The convivial old rogues were delighted with Stevenson’s generosity, and seeing that he listened eagerly to their yarns the chief speaker became more garrulous and dramatic than ever as he lifted his hands up to the roof and said: “Sir, them things that I tells you is nothing to what I could tell you.” Meanwhile the novelist listened and looked out of the grog shanty door, to see that no one was about who would carry the news to Vailima that Robert Louis Stevenson was full of glee, treating old rogues to rum, in a grog-house of mystery and lurking crime.

There was a native woman in the bar, whom the barkeeper called Frizzy. She had a large mop of frizzly hair and I suppose got her name from that.
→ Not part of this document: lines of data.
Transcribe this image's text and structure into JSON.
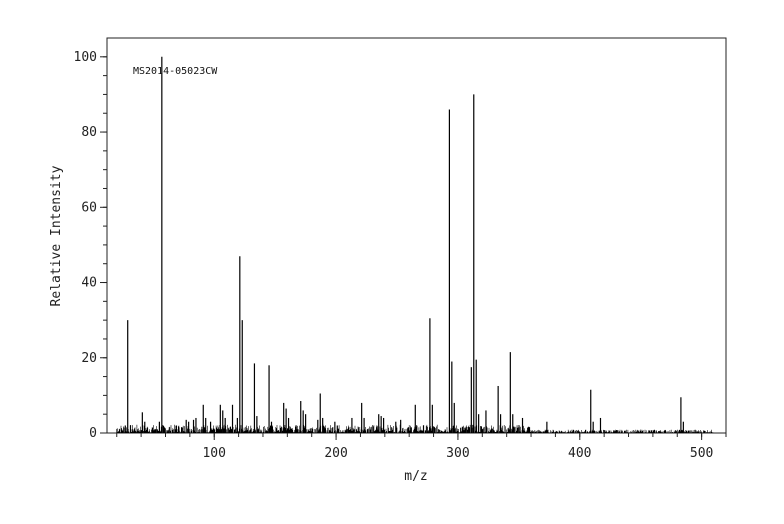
{
  "chart_data": {
    "type": "bar",
    "annotation": "MS2014-05023CW",
    "xlabel": "m/z",
    "ylabel": "Relative Intensity",
    "xlim": [
      12,
      520
    ],
    "ylim": [
      0,
      105
    ],
    "xticks": [
      100,
      200,
      300,
      400,
      500
    ],
    "yticks": [
      0,
      20,
      40,
      60,
      80,
      100
    ],
    "grid": false,
    "color": "#000000",
    "x": [
      27,
      29,
      41,
      43,
      55,
      57,
      69,
      71,
      77,
      79,
      83,
      85,
      91,
      93,
      97,
      105,
      107,
      109,
      115,
      119,
      121,
      123,
      133,
      135,
      145,
      147,
      157,
      159,
      161,
      171,
      173,
      175,
      185,
      187,
      189,
      199,
      201,
      213,
      221,
      223,
      235,
      237,
      239,
      249,
      253,
      265,
      277,
      279,
      293,
      295,
      297,
      311,
      313,
      315,
      317,
      323,
      333,
      335,
      343,
      345,
      353,
      373,
      409,
      411,
      417,
      483,
      485
    ],
    "values": [
      2,
      30,
      5.5,
      3,
      3,
      100,
      2,
      1.5,
      3.5,
      3,
      3.5,
      4,
      7.5,
      4,
      3,
      7.5,
      6,
      4,
      7.5,
      4,
      47,
      30,
      18.5,
      4.5,
      18,
      3,
      8,
      6.5,
      4,
      8.5,
      6,
      5,
      3.5,
      10.5,
      4,
      3,
      2,
      4,
      8,
      4,
      5,
      4.5,
      4,
      3,
      3.5,
      7.5,
      30.5,
      7.5,
      86,
      19,
      8,
      17.5,
      90,
      19.5,
      5,
      6,
      12.5,
      5,
      21.5,
      5,
      4,
      3,
      11.5,
      3,
      4,
      9.5,
      3
    ]
  }
}
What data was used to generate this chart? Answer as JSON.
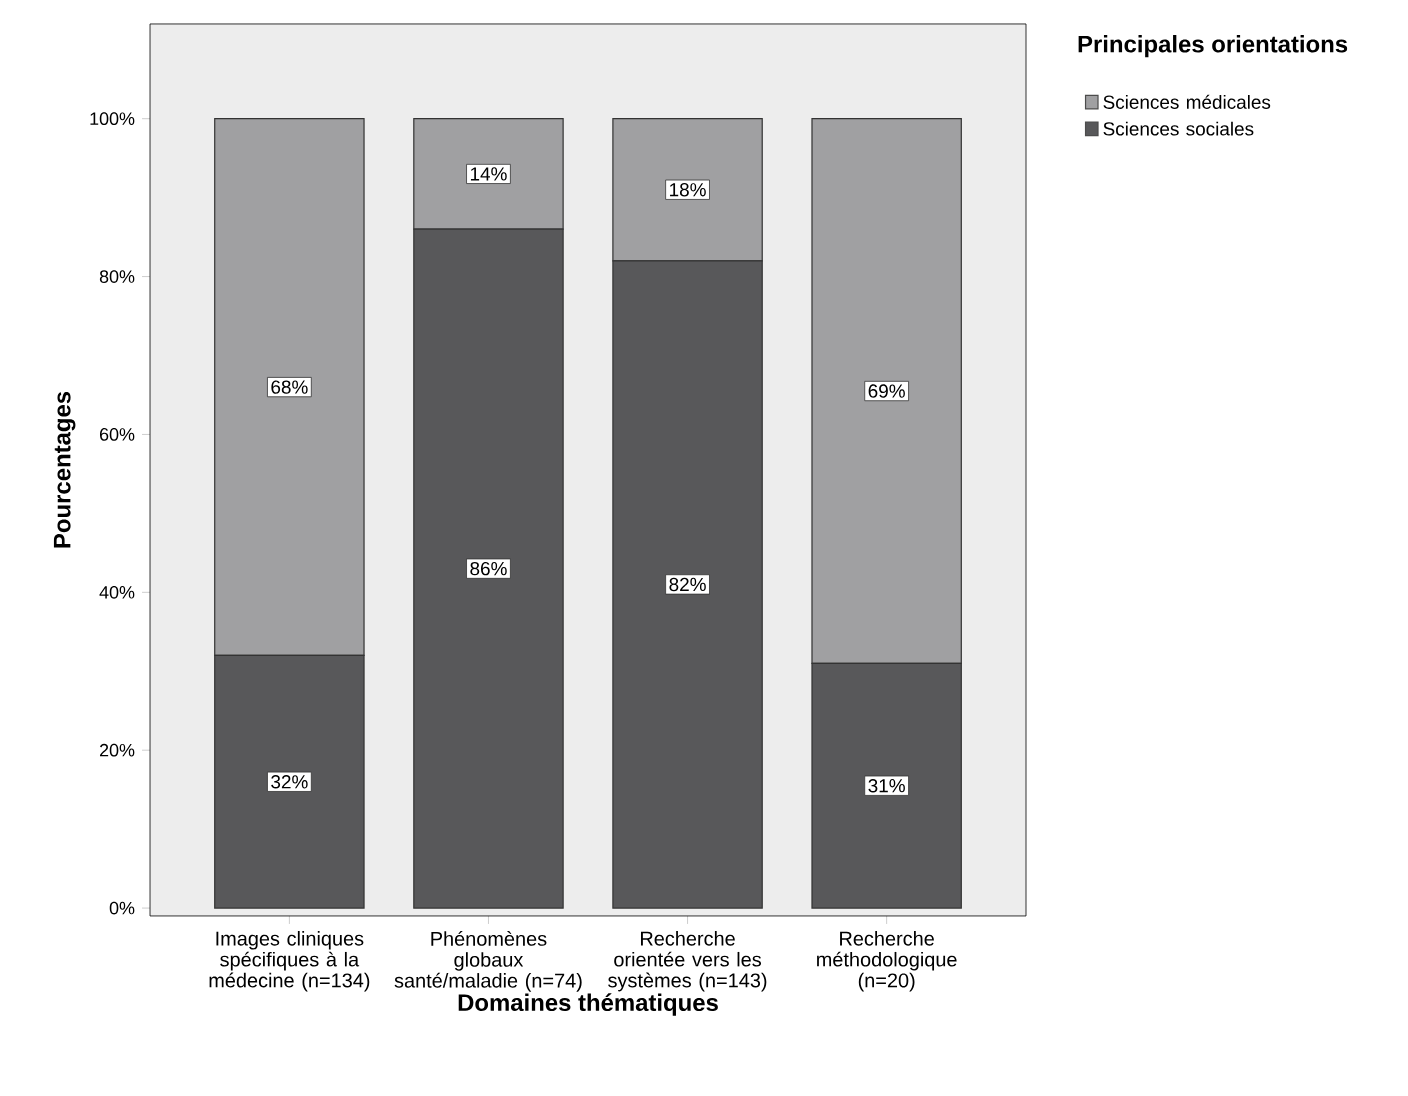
{
  "chart_data": {
    "type": "bar",
    "stacked": true,
    "xlabel": "Domaines thématiques",
    "ylabel": "Pourcentages",
    "legend_title": "Principales orientations",
    "legend": "top right",
    "categories": [
      "Images cliniques spécifiques à la médecine (n=134)",
      "Phénomènes globaux santé/maladie (n=74)",
      "Recherche orientée vers les systèmes (n=143)",
      "Recherche méthodologique (n=20)"
    ],
    "series": [
      {
        "name": "Sciences sociales",
        "color": "#58585a",
        "values": [
          32,
          86,
          82,
          31
        ],
        "value_labels": [
          "32%",
          "86%",
          "82%",
          "31%"
        ]
      },
      {
        "name": "Sciences médicales",
        "color": "#a0a0a2",
        "values": [
          68,
          14,
          18,
          69
        ],
        "value_labels": [
          "68%",
          "14%",
          "18%",
          "69%"
        ]
      }
    ],
    "ylim": [
      -1,
      112
    ],
    "yticks": [
      {
        "value": 0,
        "label": "0%"
      },
      {
        "value": 20,
        "label": "20%"
      },
      {
        "value": 40,
        "label": "40%"
      },
      {
        "value": 60,
        "label": "60%"
      },
      {
        "value": 80,
        "label": "80%"
      },
      {
        "value": 100,
        "label": "100%"
      }
    ]
  }
}
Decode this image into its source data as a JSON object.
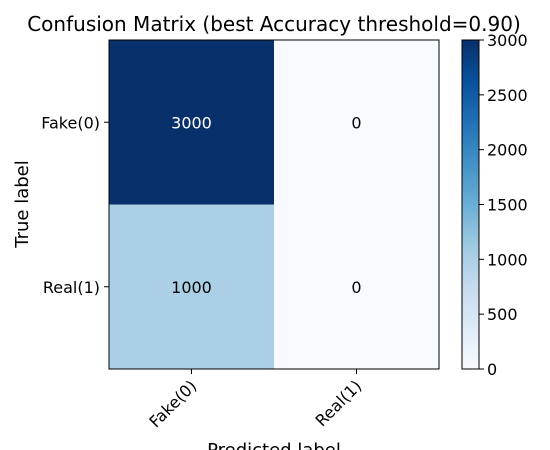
{
  "chart_data": {
    "type": "heatmap",
    "title": "Confusion Matrix (best Accuracy threshold=0.90)",
    "xlabel": "Predicted label",
    "ylabel": "True label",
    "x_categories": [
      "Fake(0)",
      "Real(1)"
    ],
    "y_categories": [
      "Fake(0)",
      "Real(1)"
    ],
    "values": [
      [
        3000,
        0
      ],
      [
        1000,
        0
      ]
    ],
    "colormap": "Blues",
    "colors": {
      "low": "#f7fbff",
      "high": "#08306b"
    },
    "colorbar": {
      "range": [
        0,
        3000
      ],
      "ticks": [
        0,
        500,
        1000,
        1500,
        2000,
        2500,
        3000
      ]
    }
  }
}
She was one of the abandoned class, had four half-caste children and was a half-widow, for the father of the children, a German official, had gone back to Berlin.

Whilst Stevenson was listening to his newly acquired friends this woman approached him with her ghastly smile, at the same time offering for sale her little plaited baskets of red coral. Stevenson shook his head, and as she was still persistent one of the old shellbacks pushed her away as though she was a mangy dog. Stevenson looked at him with disapproval, for, though he was naturally opposed to women of her class, he was a champion for the unfortunates who had been lured to their mode of life by white men. He then called the woman, who had walked away, and asking her the price of the coral bought two baskets, though I am sure he did not want them.